Eltern setzen Grenzen
Im Mittelpunkt soll die Ethik stehen, darauf einigten sich die Diskussionsteilnehmer der Veranstaltung “Roundabout Kids 2010: Facebook als Schulfach?”. “Kinder wollen nicht von Eltern lernen”, – aber die Eltern sollen Grenzen für sie setzen, meint so eine Teilnehmerin der Runde.
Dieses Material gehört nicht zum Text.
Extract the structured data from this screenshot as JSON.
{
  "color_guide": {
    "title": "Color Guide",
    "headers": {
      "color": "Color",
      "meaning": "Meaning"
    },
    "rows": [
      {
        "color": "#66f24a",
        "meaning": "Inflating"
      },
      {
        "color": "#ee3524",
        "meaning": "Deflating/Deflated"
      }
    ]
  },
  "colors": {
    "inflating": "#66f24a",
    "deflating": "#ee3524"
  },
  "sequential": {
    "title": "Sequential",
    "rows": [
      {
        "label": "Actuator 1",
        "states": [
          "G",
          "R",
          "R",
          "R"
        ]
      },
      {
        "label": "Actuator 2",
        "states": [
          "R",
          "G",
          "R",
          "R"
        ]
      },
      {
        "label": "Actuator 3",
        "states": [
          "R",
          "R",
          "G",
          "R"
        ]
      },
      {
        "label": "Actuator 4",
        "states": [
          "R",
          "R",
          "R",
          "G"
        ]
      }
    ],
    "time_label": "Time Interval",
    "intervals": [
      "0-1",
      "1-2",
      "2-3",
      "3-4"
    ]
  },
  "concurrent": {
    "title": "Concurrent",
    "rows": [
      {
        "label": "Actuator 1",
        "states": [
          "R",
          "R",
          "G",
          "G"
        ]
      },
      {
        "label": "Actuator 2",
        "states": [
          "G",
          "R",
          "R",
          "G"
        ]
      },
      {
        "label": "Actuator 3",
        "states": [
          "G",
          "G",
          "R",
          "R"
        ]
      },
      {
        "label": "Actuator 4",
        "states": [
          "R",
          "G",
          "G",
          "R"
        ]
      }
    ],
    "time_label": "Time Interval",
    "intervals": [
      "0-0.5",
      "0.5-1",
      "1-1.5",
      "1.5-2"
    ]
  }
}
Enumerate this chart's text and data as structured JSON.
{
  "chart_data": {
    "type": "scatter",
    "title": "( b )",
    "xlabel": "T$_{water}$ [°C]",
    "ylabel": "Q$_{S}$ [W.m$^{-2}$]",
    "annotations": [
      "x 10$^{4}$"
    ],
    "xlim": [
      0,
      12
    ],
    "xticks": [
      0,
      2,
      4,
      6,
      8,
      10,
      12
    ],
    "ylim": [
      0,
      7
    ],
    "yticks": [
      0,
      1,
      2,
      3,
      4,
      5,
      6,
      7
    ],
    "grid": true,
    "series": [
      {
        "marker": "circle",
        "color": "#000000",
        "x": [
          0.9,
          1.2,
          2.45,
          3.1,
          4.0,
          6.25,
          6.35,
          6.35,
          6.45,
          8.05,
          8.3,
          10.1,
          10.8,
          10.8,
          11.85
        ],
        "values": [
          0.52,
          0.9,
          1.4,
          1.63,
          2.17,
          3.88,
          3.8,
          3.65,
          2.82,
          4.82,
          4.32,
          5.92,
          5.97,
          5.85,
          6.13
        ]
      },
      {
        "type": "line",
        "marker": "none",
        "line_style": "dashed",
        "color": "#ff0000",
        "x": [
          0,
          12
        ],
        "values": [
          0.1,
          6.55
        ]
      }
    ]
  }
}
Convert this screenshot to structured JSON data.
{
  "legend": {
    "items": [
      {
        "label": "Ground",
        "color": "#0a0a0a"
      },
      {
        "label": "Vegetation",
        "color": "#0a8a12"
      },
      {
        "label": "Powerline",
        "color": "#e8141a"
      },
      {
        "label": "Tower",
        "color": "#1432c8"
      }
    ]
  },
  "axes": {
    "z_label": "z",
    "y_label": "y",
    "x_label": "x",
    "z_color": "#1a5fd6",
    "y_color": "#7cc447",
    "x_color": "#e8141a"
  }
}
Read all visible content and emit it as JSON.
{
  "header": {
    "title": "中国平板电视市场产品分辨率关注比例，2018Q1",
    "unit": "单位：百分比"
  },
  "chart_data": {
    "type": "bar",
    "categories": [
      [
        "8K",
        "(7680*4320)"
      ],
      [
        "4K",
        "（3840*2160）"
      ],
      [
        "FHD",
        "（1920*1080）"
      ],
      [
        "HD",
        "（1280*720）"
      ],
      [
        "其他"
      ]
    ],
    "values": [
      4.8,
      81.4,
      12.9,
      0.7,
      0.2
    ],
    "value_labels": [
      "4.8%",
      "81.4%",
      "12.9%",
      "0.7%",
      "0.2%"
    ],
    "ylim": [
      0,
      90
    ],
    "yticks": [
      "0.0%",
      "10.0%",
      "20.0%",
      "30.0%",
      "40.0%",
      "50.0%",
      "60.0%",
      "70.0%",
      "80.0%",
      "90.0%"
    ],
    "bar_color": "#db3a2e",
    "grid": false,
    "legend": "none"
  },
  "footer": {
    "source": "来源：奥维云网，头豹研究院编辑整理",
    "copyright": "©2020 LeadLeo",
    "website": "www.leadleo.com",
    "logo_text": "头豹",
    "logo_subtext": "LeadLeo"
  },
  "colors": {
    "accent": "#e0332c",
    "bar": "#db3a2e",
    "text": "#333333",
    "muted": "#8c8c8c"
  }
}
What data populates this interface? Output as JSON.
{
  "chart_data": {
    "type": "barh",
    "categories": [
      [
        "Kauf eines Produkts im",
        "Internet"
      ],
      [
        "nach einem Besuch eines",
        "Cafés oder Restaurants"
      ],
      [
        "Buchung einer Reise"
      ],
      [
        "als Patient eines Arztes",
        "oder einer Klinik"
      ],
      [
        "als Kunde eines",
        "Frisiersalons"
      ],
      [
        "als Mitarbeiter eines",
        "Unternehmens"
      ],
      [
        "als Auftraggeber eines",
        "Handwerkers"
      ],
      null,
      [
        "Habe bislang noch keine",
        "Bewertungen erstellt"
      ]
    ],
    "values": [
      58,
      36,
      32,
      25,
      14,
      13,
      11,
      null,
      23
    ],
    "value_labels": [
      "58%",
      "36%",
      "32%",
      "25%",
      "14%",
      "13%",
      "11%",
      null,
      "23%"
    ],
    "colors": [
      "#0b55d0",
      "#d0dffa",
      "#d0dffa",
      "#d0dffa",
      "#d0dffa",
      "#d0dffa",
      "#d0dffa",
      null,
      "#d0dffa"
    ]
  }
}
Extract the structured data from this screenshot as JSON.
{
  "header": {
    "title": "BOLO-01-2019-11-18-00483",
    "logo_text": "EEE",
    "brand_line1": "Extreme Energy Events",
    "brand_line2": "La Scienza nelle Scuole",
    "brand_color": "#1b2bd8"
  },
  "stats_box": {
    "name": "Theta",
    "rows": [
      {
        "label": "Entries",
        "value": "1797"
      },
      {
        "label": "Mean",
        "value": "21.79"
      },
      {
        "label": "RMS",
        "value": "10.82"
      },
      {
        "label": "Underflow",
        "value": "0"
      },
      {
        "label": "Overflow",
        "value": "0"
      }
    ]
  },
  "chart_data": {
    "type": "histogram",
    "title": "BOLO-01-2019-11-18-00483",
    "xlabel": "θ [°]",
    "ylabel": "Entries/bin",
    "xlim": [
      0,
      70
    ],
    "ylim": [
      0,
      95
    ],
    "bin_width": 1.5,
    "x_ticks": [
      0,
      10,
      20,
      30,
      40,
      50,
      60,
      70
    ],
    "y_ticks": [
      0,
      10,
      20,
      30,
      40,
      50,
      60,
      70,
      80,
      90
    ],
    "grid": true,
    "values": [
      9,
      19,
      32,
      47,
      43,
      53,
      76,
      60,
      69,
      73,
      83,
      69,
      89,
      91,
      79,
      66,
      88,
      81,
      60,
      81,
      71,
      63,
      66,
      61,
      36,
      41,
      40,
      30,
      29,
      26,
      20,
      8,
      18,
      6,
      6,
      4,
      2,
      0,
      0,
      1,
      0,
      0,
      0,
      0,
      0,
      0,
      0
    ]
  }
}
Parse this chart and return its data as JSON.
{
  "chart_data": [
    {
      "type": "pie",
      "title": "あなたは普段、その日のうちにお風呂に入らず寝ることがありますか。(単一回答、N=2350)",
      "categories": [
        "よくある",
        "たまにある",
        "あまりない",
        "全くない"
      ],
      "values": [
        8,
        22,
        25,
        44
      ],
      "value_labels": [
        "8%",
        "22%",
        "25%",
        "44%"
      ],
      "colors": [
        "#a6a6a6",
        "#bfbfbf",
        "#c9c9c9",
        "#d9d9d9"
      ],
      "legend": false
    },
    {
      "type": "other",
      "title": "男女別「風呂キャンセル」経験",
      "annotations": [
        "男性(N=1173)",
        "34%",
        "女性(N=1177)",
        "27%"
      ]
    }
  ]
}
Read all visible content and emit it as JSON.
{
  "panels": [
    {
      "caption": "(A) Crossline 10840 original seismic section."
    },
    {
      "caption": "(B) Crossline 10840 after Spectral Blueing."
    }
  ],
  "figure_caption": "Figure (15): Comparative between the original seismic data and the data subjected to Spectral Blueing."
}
61 Prozent der Kinder von den Eltern an die aktuelle Technik herangeführt, nur 13 Prozent wird der Umgang mit Handy, Computer und Internet in der Schule vermittelt. 18 Prozent erhalten die Informationen von Geschwistern und Freunden. 19 Prozent haben gar keine Ansprechperson, hat die Kinder-Studie herausgefunden.
Daten sterben nicht
Verantwortungsbewusst mit den eigenen Daten umzugehen, soll den Kindern beigebracht werden,. Es ist problematisch, wenn sich Jugendliche in facebook, SchülerVZ oder ähnlichem als “King of Komasaufen” bezeichnen, so Brüning sinngemäß. Jugendliche können noch nicht absehen, dass solche Darstellungen im Netz auch ihre berufliche Laufbahn beeinflussen können.
Interesse für Internet
Neben der Schule sind auch die Eltern gefordert ihren Teil zur Aufklärung über das Internet beitragen: Sie sollen “Interesse zeigen, für das, was die Kinder im Netz machen”, so Brüning. Zeitsperren und Sperren bestimmter Seiten sind hingegen nicht sinnvoll. Eltern sollten sich informieren, was ihre Kinder im Internet konsumieren und mit wem sie kommunizieren.
Aufgabe der Schule
Ethik und Rechte im Internet zu vermitteln ist Aufgabe der Schule: Das Copyright-Gesetz, gegen das viele Kinder unwissentlich verstoßen, muss Thema sein und auch der Identifikationstausch – dieser findet statt, wenn sich jemand im Internet als eine Person ausgibt, die sie im wahren Leben nicht ist.
Mobbing
Alle Mobbing-Arten sind gleich verletzend, glaubt Brüning, der Unterschied zum Internet-Mobbing ist die große Öffentlichkeit. Meist verließen Gerüchte den Schulhof nicht, im Internet geht die Verbreitung viel schneller. Laut Brüning ist wichtig, dass man auch über Mobbing in der Schule spricht und die Kinder dadurch dazu bringt, “sich ein eigenes Urteil zu bilden”.

5. Juli 2010
Hallo Herr Brandl!
Ich finde es in der heutigen Zeit wichtig, dass Kinder und Jugendliche in den sozialen Netzwerken im Internet eingewiesen werden, um späteren Folgen vorzubeugen, so dass Web 2.0 als reguläres Schulfach eingeführt werden sollte.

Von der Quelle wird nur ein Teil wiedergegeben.